From here on out the cast of characters was in constant flux. Lovano conducted a few tenor battles with Ernie Krivda; ran throughthe "Northeast Ohio Suite" with his brother, drummer Anthony Lovano and bassist Jeff Anastesia; teamed up with old classmates, drummer Carmen Castaldi and bassist Ron Smith, for a tribute to late Cleveland saxophonist Albert Ayler; and went full bore on Oscar Pettiford's "Blues in the Closet," with a host of long-time Cleveland players: organist Eddie Baccus Sr., drummer Greg Bandy, trumpeters Kenny Davis and Carl Lovano (Joe's uncle), vibraphonist Ron Busch and Krivda. Multiplayer reviews like this rarely maintain cohesiveness or sustain a mood, and this one was no exception. But it was good fun, and Lovano showed off his enviable range on tenor, G mezzo soprano and double-soprano autochrome to the delight of the hometown crowd.



Farinacci likewise charmed the natives. Mixing strong, well-articulated trumpet and flugelhorn lines with a well-oiled hometown standup routine (his 80-something "Nana" never escapes a callout and good-natured ribbing), the latter-day Rat Packer with a horn displayed not only supreme ease and confidence onstage, but took complete ownership of the situation—a leader in the fullest sense.
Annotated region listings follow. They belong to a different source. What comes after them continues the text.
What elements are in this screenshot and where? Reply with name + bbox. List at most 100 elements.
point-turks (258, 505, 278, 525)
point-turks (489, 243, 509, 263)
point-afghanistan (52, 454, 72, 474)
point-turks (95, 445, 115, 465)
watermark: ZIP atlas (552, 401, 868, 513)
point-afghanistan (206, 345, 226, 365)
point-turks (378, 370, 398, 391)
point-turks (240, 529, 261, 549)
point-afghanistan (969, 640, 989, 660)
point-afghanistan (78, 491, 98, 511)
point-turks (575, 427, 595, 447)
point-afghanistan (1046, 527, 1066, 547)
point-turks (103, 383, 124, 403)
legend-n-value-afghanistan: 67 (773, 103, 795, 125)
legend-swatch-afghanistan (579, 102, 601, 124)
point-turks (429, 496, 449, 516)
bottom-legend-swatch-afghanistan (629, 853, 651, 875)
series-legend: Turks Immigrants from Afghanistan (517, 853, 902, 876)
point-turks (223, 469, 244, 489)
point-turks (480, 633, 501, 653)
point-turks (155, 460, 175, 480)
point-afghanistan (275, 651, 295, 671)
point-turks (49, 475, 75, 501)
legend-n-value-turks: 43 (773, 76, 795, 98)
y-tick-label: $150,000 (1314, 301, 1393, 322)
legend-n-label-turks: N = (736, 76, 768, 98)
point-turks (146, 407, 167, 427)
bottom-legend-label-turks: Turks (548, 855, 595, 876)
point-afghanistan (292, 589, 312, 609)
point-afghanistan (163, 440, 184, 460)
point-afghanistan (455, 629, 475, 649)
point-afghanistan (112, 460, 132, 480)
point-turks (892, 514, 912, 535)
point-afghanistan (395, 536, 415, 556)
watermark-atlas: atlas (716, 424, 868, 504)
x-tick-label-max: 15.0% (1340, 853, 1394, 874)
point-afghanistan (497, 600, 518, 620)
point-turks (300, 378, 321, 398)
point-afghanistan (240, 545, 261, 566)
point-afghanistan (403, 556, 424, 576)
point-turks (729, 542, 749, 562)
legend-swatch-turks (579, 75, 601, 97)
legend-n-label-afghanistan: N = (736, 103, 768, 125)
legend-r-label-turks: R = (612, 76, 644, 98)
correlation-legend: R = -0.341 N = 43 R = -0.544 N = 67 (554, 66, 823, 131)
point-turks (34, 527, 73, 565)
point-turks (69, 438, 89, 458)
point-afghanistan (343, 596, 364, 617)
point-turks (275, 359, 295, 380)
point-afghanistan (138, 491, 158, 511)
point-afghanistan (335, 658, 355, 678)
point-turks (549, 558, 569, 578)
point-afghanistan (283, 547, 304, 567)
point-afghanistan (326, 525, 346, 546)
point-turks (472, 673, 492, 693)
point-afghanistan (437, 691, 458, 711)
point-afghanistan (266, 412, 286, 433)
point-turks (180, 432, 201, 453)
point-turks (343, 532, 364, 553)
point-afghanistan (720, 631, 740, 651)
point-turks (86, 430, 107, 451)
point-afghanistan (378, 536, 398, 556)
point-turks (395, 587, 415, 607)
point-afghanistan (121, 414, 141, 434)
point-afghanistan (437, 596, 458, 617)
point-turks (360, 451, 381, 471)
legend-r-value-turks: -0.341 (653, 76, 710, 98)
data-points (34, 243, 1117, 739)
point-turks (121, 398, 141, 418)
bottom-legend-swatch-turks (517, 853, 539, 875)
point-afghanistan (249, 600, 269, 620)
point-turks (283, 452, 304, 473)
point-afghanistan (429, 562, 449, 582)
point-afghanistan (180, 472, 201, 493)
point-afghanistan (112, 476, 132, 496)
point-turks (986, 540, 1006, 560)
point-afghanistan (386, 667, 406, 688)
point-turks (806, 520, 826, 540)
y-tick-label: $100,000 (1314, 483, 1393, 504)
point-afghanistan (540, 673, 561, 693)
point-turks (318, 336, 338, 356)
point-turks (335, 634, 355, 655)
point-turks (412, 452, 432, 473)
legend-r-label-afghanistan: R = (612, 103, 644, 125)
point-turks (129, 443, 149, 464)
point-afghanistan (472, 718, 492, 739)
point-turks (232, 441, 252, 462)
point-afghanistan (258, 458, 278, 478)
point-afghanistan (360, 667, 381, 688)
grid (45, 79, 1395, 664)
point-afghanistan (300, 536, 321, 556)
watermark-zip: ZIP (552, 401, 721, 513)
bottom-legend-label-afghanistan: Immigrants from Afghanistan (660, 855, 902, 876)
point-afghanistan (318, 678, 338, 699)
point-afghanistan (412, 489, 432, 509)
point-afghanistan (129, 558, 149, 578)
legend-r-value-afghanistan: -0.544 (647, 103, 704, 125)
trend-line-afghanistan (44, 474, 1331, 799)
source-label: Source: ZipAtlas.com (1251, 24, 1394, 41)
And while there was plenty of space for his own soloing, that featured maturely drawn musical arcs, he gave a lot of time over to others, as well—most notably pianist Aaron Diehl, who just released his Mack Avenue debut The Bespoke Man's Narrative (2013), and singer Cecile McLorin Salvant, whose own debut on the Detroit label, Woman Child (2013), is due out later this month.

Farinacci, of course, is aware of the buzz McLorin Salvant has generated, and he featured her on half the tunes of his eight-song set. (She also figured in the final number, a jam session of sorts with local high-school students, guitarist Lucas Kadish and bassist Jamal Collins.) As it turns out, the buzz was perhaps too subdued. Salvant exercised a flamboyant actor's sensibility, her face morphing through a host of expressions as her voice effortlessly recalled the history of jazz singing. Sarah Vaughan, Ella Fitzgerald, Betty Carter, Abbey Lincoln often flipped by in the course of a single song—or even a single line. Which isn't to say Salvant was simply aping her predecessors, but that she displayed such broad familiarity with —and full command of—jazz singing that she was able to work a lyric anyway she saw fit and, just as importantly, was not only unafraid, but relished doing so, as with the insightfully comic yawn over the final word of the "Mean To Me" line "you love to see me crying." If anything, she may need to relax the throttle on her inventiveness—it can, at times, be too much to follow and digest. But wow; thrilling, nonetheless.

Natalie Cole, on the festival's final night, stuck more to the scripted melodies. Gamely battling a cold (or allergies, perhaps) the singer didn't scrimp on delivering fan favorites over the course of 90-plus minutes of music (on top of an hour set from the Clayton-Hamilton Jazz Orchestra). While some of the numbers had the feel of obligation (two songs in duet with recordings of her father, Nat King Cole—"Unforgettable" and "Acércate más"—and her hit, "Miss You Like Crazy"), others, like renditions of Charlie Chaplin's "Smile" and Etta James' trademark "At Last," were inspired. And with its high style, big band backing—and, yes, manufactured string section—the show provided a grand close to the JazzFest that is, perhaps, more festival than ever.